De lo anterior se deduce que para el cálculo de los daños patrimoniales futuros resarcibles no interesa que los deudos hayan resultado beneficiados con una pensión de sobreviviente, no solo porque tal atribución se fundamenta sobre un título diferente del hecho lesivo sino porque la existencia de una pensión no tiene ningún nexo de causalidad con las contribuciones patrimoniales o las utilidades económicas que el fallecido habría aportado presumiblemente a sus familiares.
De hecho, ni siquiera ambos tipos de prestación tienen los mismos destinatarios, aunque a menudo éstos suelan coincidir, porque puede darse el caso de que el afiliado muera sin dejar beneficiarios en el sistema de seguridad social y, no obstante, haya personas legitimadas para reclamar la indemnización civil. O, por el contrario, que no existan perjudicados civiles y, sin embargo, se otorgue la pensión de sobreviviente a quien objetivamente tenga ese derecho. Por lo demás, cualquier persona que resulte lesionada con la muerte de otra puede pedir el resarcimiento de esos perjuicios, en tanto los pruebe; mientras que la pensión solo puede ser recibida por quienes estén taxativamente cobijados por la ley, en estricto orden y proporción, siempre que cumplan los requisitos legales y por el tiempo que la norma determine, independientemente de que la muerte les reporte un perjuicio patrimonial.
Resulta claro, entonces, que el pago de una pensión de sobreviviente se calcula sobre los presupuestos del propio sistema y no atiende a la verificación de un daño, ni al monto del mismo, ni a la imputación de responsabilidad civil a un tercero, ni tiene por finalidad compensar la ayuda económica que se dejó de recibir de manos del difunto.
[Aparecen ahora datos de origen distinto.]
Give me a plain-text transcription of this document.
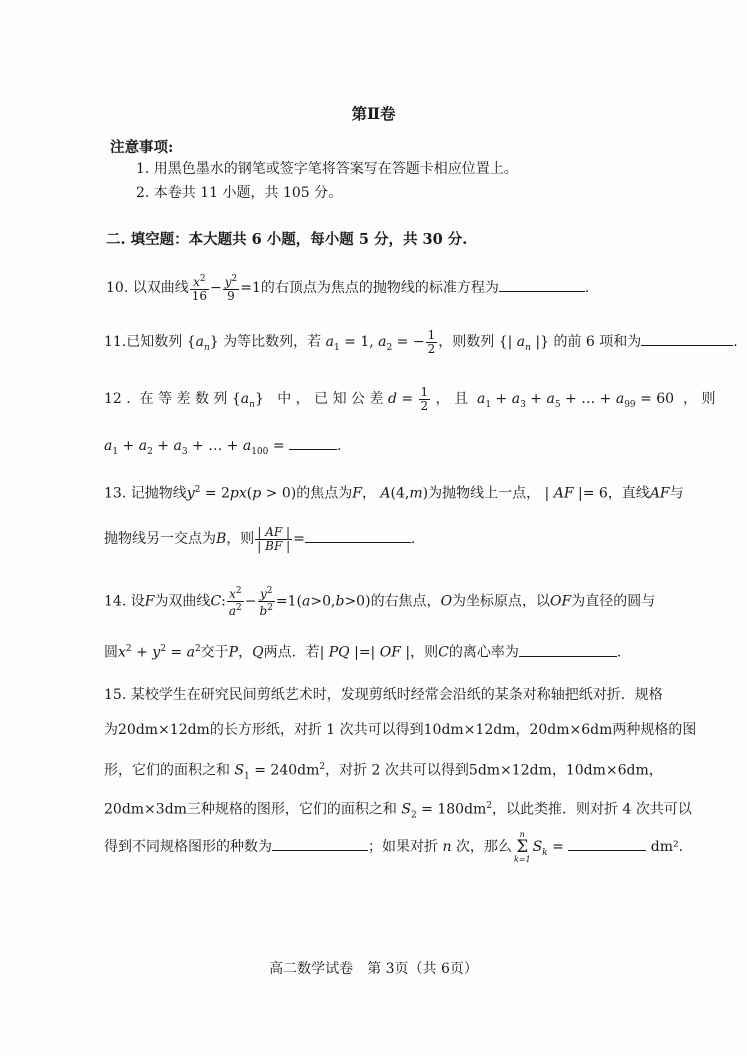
第Ⅱ卷
注意事项:
1. 用黑色墨水的钢笔或签字笔将答案写在答题卡相应位置上。
2. 本卷共 11 小题，共 105 分。
二. 填空题：本大题共 6 小题，每小题 5 分，共 30 分.
10. 以双曲线 $\frac{x^2}{16} - \frac{y^2}{9} =1$的右顶点为焦点的抛物线的标准方程为	.
11.已知数列 $\{a_n\}$ 为等比数列，若 $a_1 = 1$, $a_2$ = − $\frac{1}{2}$ ，则数列 {| $a_n$ |} 的前 6 项和为	.
12 . 在 等 差 数 列 $\{a_n\}$   中 ， 已 知 公 差 $d = \frac{1}{2}$ ， 且 $a_1 + a_3 + a_5$ + … + $a_{99} = 60$  ， 则
$a_1 + a_2 + a_3$ + … + $a_{100}$ =	.
13. 记抛物线$y^2 = 2px(p > 0)$的焦点为F， A(4,m)为抛物线上一点， | AF |= 6，直线AF与
抛物线另一交点为B，则 $\frac{| AF |}{| BF |}$ =	.
14. 设F为双曲线C: $\frac{x^2}{a^2} - \frac{y^2}{b^2} =1(a>0,b>0)$的右焦点，O为坐标原点，以OF为直径的圆与
圆$x^2 + y^2 = a^2$交于P，Q两点．若| PQ |=| OF |，则C的离心率为	.
15. 某校学生在研究民间剪纸艺术时，发现剪纸时经常会沿纸的某条对称轴把纸对折．规格
为20dm×12dm的长方形纸，对折 1 次共可以得到10dm×12dm，20dm×6dm两种规格的图
形，它们的面积之和 $S_1 = 240dm^2$，对折 2 次共可以得到5dm×12dm，10dm×6dm，
20dm×3dm三种规格的图形，它们的面积之和 $S_2 = 180dm^2$，以此类推．则对折 4 次共可以
得到不同规格图形的种数为	；如果对折 n 次，那么
n
Σ
k=1
$S_k$ =	dm².
高二数学试卷　第 3页（共 6页）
Todo lo cual indica, sin ambages de ninguna especie, que al no tener esa prestación relación alguna con los perjuicios que han de ser resarcidos, mal podría significar una fuente de ganancias o enriquecimiento sin causa.
Las premisas que vienen de exponerse conllevan a desestimar el argumento que se alegara respecto de la supuesta incompatibilidad entre la pensión de sobreviviente que recibe la demandante con la indemnización cuyo pago persigue este proceso.

3. Superado el anterior punto, se ocupa la Corte de la cuantificación de los perjuicios que se causaron a la actora, y que en las pretensiones de la demanda se limitaron a “la suma de ochenta millones ciento cinco mil novecientos veintiocho pesos M/cte. ($80’105.928,oo) […] y que corresponden a cuatro mil doscientos (4.200) gramos oro, ordenados, (sic) su pago por parte del Juzgado Diecisiete Penal del Circuito de Bogotá, dentro de la sentencia proferida el día 6 de marzo de 2001”, con su respectiva indexación e intereses desde esa fecha hasta cuando se produzca el pago. [Folio 56, c. 1]
De ahí que sea ese el tope máximo que se tenga en cuenta al momento de fijar la condena; toda vez que en virtud del principio dispositivo que impera en nuestro ordenamiento procesal civil, es en la pretensión donde se concreta y delimita la aspiración del actor, sirviendo ese acto no solo como demarcación para la fijación del litigio sino, además, como barrera para la actividad del juzgador, quien en atención al principio de congruencia, no puede rebasar esos precisos límites.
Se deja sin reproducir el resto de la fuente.